On the deal with China
Comparing the current situation to the pre-1989 era, Francis said his appointment of bishops in China since 2018 “is going slowly, but they are being appointed.”
Only six new bishops have been appointed since the agreement, which, according to its opponents, proves that it does not produce the expected effects. Additionally, the agreement regularized the position of seven bishops who had been ordained before 2018 without Vatican approval.
The pope called the slow process “the Chinese way,” because the Chinese have this sense of time that no one can rush them.”
On women in the curia
“Two women will be appointed for the first time to the committee responsible for electing bishops to the Congregation for Bishops,” he said.

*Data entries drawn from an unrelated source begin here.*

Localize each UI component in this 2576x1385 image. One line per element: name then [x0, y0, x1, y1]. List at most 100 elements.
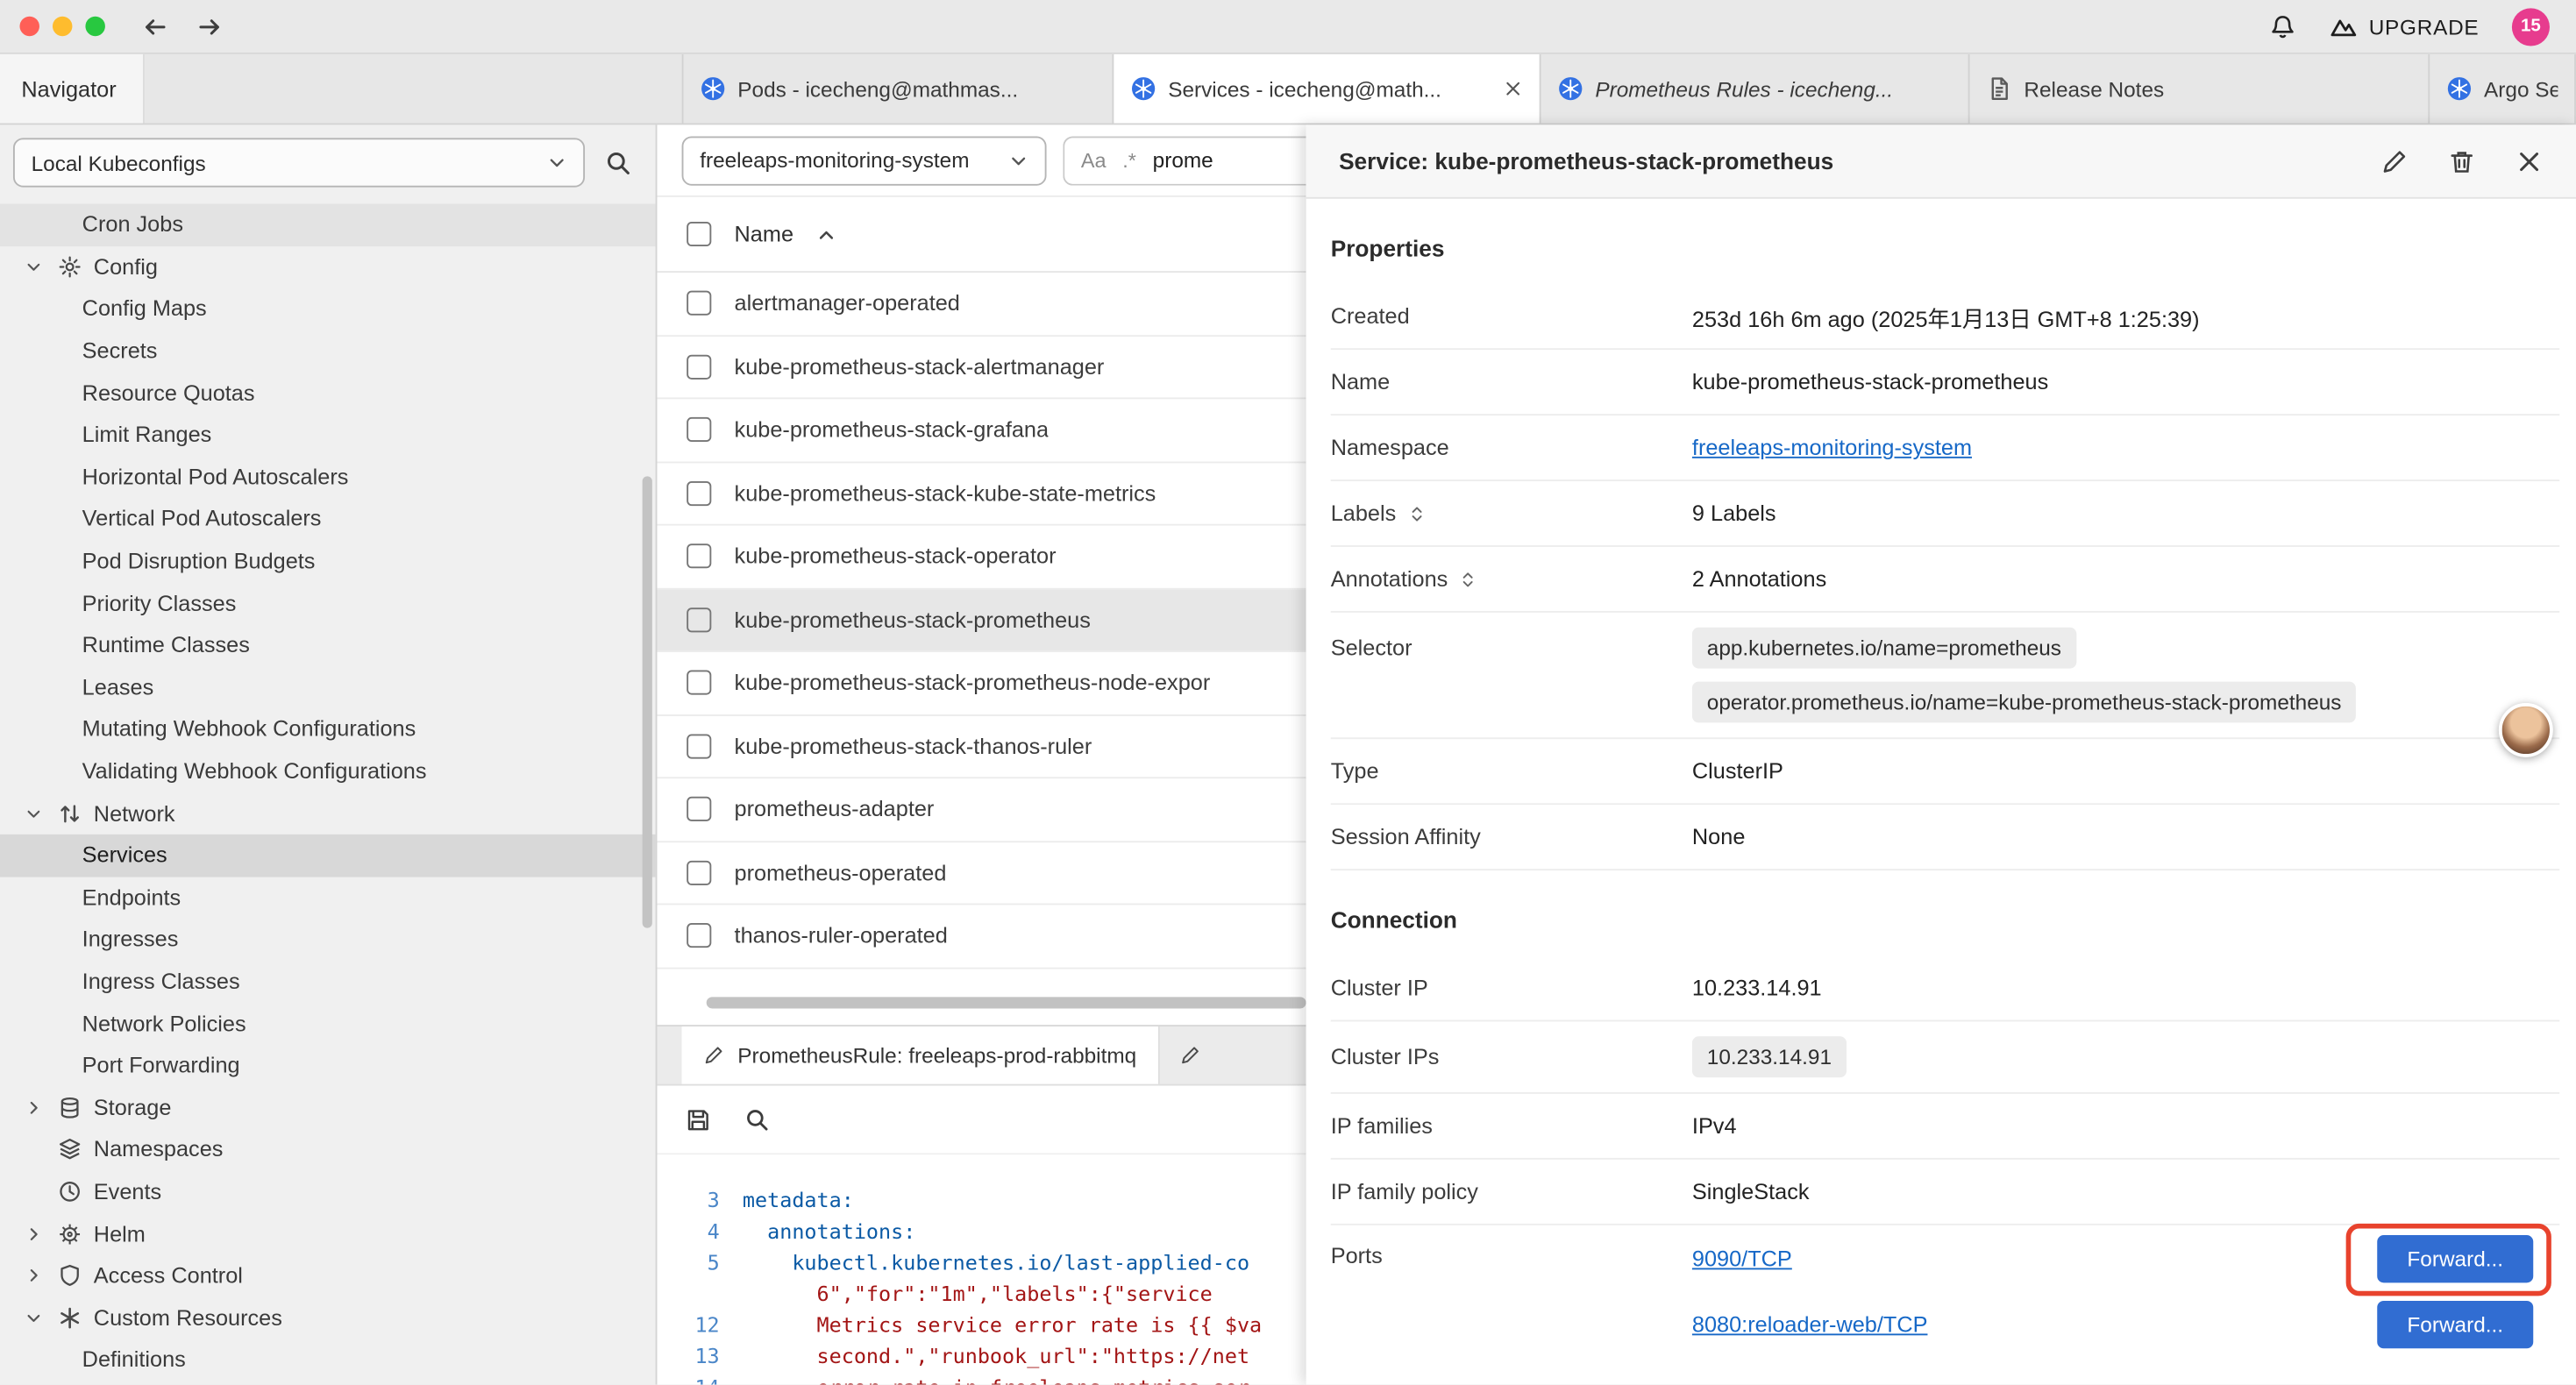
- sidebar-item-leases[interactable]: Leases: [0, 666, 656, 708]
- save-icon[interactable]: [685, 1106, 711, 1133]
- row-checkbox[interactable]: [687, 923, 711, 948]
- sidebar-item-resource-quotas[interactable]: Resource Quotas: [0, 372, 656, 414]
- sidebar-item-vertical-pod-autoscalers[interactable]: Vertical Pod Autoscalers: [0, 498, 656, 540]
- horizontal-scrollbar[interactable]: [707, 997, 1306, 1008]
- trash-icon[interactable]: [2448, 147, 2476, 175]
- port-link[interactable]: 9090/TCP: [1692, 1246, 1792, 1270]
- table-row-alertmanager-operated[interactable]: alertmanager-operated: [657, 273, 1306, 336]
- app-tab-prometheus-rules-icecheng[interactable]: Prometheus Rules - icecheng...: [1541, 54, 1970, 124]
- namespace-link[interactable]: freeleaps-monitoring-system: [1692, 436, 1972, 460]
- table-row-kube-prometheus-stack-kube-state-metrics[interactable]: kube-prometheus-stack-kube-state-metrics: [657, 462, 1306, 525]
- notification-count-badge[interactable]: 15: [2512, 7, 2550, 45]
- sidebar-item-label: Resource Quotas: [82, 380, 255, 405]
- sidebar-item-config-maps[interactable]: Config Maps: [0, 288, 656, 330]
- row-checkbox[interactable]: [687, 354, 711, 379]
- detail-row-cluster-ip: Cluster IP10.233.14.91: [1331, 955, 2560, 1021]
- sidebar-item-storage[interactable]: Storage: [0, 1086, 656, 1128]
- sidebar-item-runtime-classes[interactable]: Runtime Classes: [0, 624, 656, 666]
- table-row-kube-prometheus-stack-prometheus-node-expor[interactable]: kube-prometheus-stack-prometheus-node-ex…: [657, 652, 1306, 715]
- row-checkbox[interactable]: [687, 734, 711, 758]
- dock-tab-partial[interactable]: [1163, 1026, 1217, 1084]
- match-case-toggle[interactable]: Aa: [1081, 149, 1107, 172]
- table-row-kube-prometheus-stack-alertmanager[interactable]: kube-prometheus-stack-alertmanager: [657, 336, 1306, 399]
- row-checkbox[interactable]: [687, 671, 711, 695]
- sidebar-item-ingress-classes[interactable]: Ingress Classes: [0, 961, 656, 1003]
- sidebar-item-priority-classes[interactable]: Priority Classes: [0, 582, 656, 624]
- zoom-window-button[interactable]: [85, 17, 104, 36]
- sidebar-item-network-policies[interactable]: Network Policies: [0, 1002, 656, 1044]
- row-checkbox[interactable]: [687, 607, 711, 632]
- back-arrow-icon[interactable]: [141, 12, 169, 40]
- sidebar-item-secrets[interactable]: Secrets: [0, 330, 656, 372]
- table-row-kube-prometheus-stack-prometheus[interactable]: kube-prometheus-stack-prometheus: [657, 589, 1306, 652]
- notifications-bell-icon[interactable]: [2268, 12, 2296, 40]
- sidebar-item-helm[interactable]: Helm: [0, 1212, 656, 1254]
- kubeconfig-selector[interactable]: Local Kubeconfigs: [13, 138, 585, 187]
- sidebar-item-custom-resources[interactable]: Custom Resources: [0, 1296, 656, 1339]
- chevron-right-icon[interactable]: [19, 1262, 46, 1289]
- forward-arrow-icon[interactable]: [196, 12, 224, 40]
- search-icon[interactable]: [605, 149, 633, 177]
- app-tab-argo-se[interactable]: Argo Se: [2430, 54, 2576, 124]
- sidebar-item-pod-disruption-budgets[interactable]: Pod Disruption Budgets: [0, 540, 656, 582]
- sidebar-item-mutating-webhook-configurations[interactable]: Mutating Webhook Configurations: [0, 708, 656, 750]
- sidebar-item-validating-webhook-configurations[interactable]: Validating Webhook Configurations: [0, 750, 656, 792]
- close-icon[interactable]: [2516, 147, 2544, 175]
- edit-icon[interactable]: [2380, 147, 2409, 175]
- chevron-down-icon[interactable]: [19, 1304, 46, 1331]
- table-row-thanos-ruler-operated[interactable]: thanos-ruler-operated: [657, 905, 1306, 968]
- table-row-kube-prometheus-stack-operator[interactable]: kube-prometheus-stack-operator: [657, 526, 1306, 589]
- detail-value: IPv4: [1692, 1113, 2559, 1138]
- app-tab-pods-icecheng-mathmas[interactable]: Pods - icecheng@mathmas...: [682, 54, 1114, 124]
- forward-button[interactable]: Forward...: [2377, 1300, 2533, 1347]
- yaml-editor[interactable]: 3metadata:4 annotations:5 kubectl.kubern…: [657, 1154, 1306, 1384]
- sidebar-item-horizontal-pod-autoscalers[interactable]: Horizontal Pod Autoscalers: [0, 456, 656, 498]
- dock-tab-prometheusrule-freeleaps-prod-rabbitmq[interactable]: PrometheusRule: freeleaps-prod-rabbitmq: [682, 1026, 1160, 1084]
- close-window-button[interactable]: [19, 17, 39, 36]
- upgrade-button[interactable]: UPGRADE: [2330, 12, 2480, 40]
- chevron-down-icon[interactable]: [19, 253, 46, 280]
- app-tab-release-notes[interactable]: Release Notes: [1970, 54, 2430, 124]
- sidebar-item-services[interactable]: Services: [0, 835, 656, 877]
- sidebar-item-network[interactable]: Network: [0, 792, 656, 835]
- select-all-checkbox[interactable]: [687, 222, 711, 246]
- minimize-window-button[interactable]: [53, 17, 72, 36]
- sidebar-item-namespaces[interactable]: Namespaces: [0, 1128, 656, 1170]
- search-icon[interactable]: [744, 1106, 771, 1133]
- sidebar-item-port-forwarding[interactable]: Port Forwarding: [0, 1044, 656, 1086]
- code-text: Metrics service error rate is {{ $va: [743, 1309, 1262, 1340]
- sidebar-item-config[interactable]: Config: [0, 245, 656, 288]
- chevron-right-icon[interactable]: [19, 1094, 46, 1120]
- close-tab-icon[interactable]: [1503, 79, 1522, 98]
- sidebar-item-ingresses[interactable]: Ingresses: [0, 919, 656, 961]
- table-row-prometheus-operated[interactable]: prometheus-operated: [657, 842, 1306, 905]
- table-search-input[interactable]: Aa .* prome: [1063, 136, 1306, 185]
- namespace-filter-select[interactable]: freeleaps-monitoring-system: [682, 136, 1047, 185]
- name-column-header[interactable]: Name: [735, 222, 793, 246]
- row-checkbox[interactable]: [687, 417, 711, 442]
- sidebar-item-definitions[interactable]: Definitions: [0, 1339, 656, 1381]
- chevron-down-icon[interactable]: [19, 800, 46, 827]
- regex-toggle[interactable]: .*: [1122, 149, 1136, 172]
- table-row-kube-prometheus-stack-thanos-ruler[interactable]: kube-prometheus-stack-thanos-ruler: [657, 715, 1306, 778]
- detail-value: 9090/TCP Forward... 8080:reloader-web/TCP F…: [1692, 1225, 2559, 1357]
- app-tab-services-icecheng-math[interactable]: Services - icecheng@math...: [1114, 54, 1541, 124]
- sidebar-item-limit-ranges[interactable]: Limit Ranges: [0, 414, 656, 456]
- row-checkbox[interactable]: [687, 544, 711, 569]
- sidebar-item-endpoints[interactable]: Endpoints: [0, 877, 656, 919]
- row-checkbox[interactable]: [687, 291, 711, 316]
- row-checkbox[interactable]: [687, 860, 711, 884]
- sidebar-item-access-control[interactable]: Access Control: [0, 1254, 656, 1296]
- table-row-prometheus-adapter[interactable]: prometheus-adapter: [657, 778, 1306, 842]
- port-link[interactable]: 8080:reloader-web/TCP: [1692, 1311, 1928, 1336]
- table-row-kube-prometheus-stack-grafana[interactable]: kube-prometheus-stack-grafana: [657, 399, 1306, 462]
- sidebar-item-cron-jobs[interactable]: Cron Jobs: [0, 203, 656, 245]
- floating-avatar[interactable]: [2499, 703, 2553, 757]
- sidebar-scrollbar[interactable]: [643, 476, 652, 927]
- navigator-panel-tab[interactable]: Navigator: [0, 54, 145, 124]
- sidebar-item-events[interactable]: Events: [0, 1170, 656, 1212]
- row-checkbox[interactable]: [687, 481, 711, 506]
- row-checkbox[interactable]: [687, 797, 711, 821]
- forward-button[interactable]: Forward...: [2377, 1234, 2533, 1282]
- chevron-right-icon[interactable]: [19, 1220, 46, 1246]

This decision, which has not been officially announced, is very significant because for the first time women will have a say in the appointment of the bishops of the world, who are all men.
“That way things open up a bit,” he said.
On the Vatican Financial Scandal and Cardinal Pell
He blamed “structure irresponsibility” for past financial scandals, saying the money administration “was not mature”.
In the interview, Francis hailed Australian Cardinal George Pell as “the genius” who insisted the Vatican needed a global economy ministry to control money flows and fight corruption. .
Pell served as the first head of the Secretariat for the Economy, receiving a mandate from the Pope to clean up the Vatican’s troubled finances.
Pell, now 81, quit the job in 2018 to face sex abuse charges dating back decades in Australia. He spent 13 months in solitary confinement before being cleared of all charges on appeal in 2020.
On the abuse crisis
“We have to fight every case,” he said. “As a priest, I have to help people grow and save them. If I abuse, I kill them. It’s awful. Zero tolerance,” he said.
The Argentinian Podcast
Vatican News reported that Francis participated in a conversation recorded for a podcast titled “Marcó tu semana, from the TV to the redesproduced by Argentine priest Guillermo Marcó, who ran the press office of the Archdiocese of Buenos Aires when Francis was archbishop. They mostly talked about personal matters in this 22-minute show.
The two times he tried to sneak out of the Vatican unnoticed
“Back in Buenos Aires, I walked or took the bus, etc. Here, the two times I had to go out, I was caught red-handed. Twice, in winter. Seven o’clock in the evening when nothing happened, everything was dark… When I went to the optician, a lady from the balcony (shouted) ‘The Pope’ and it was over. And when I went to the empty record store – I went to bless it because it was a friend’s record store that had been restructured… (…) So bad luck there was just a taxi stand nearby, with a journalist waiting”.
On old age
Finally, reflecting on the cycle of catechesis on the elderly that Pope Francis began on February 23 during the general audiences, Father Marcó wanted to know how the Pope faces this stage of his life: “At this age, I don’t care me and I move on. ,” he said.
Editor’s note (July 8): Updated to add a link and quote from part 5 of the Reuters interview.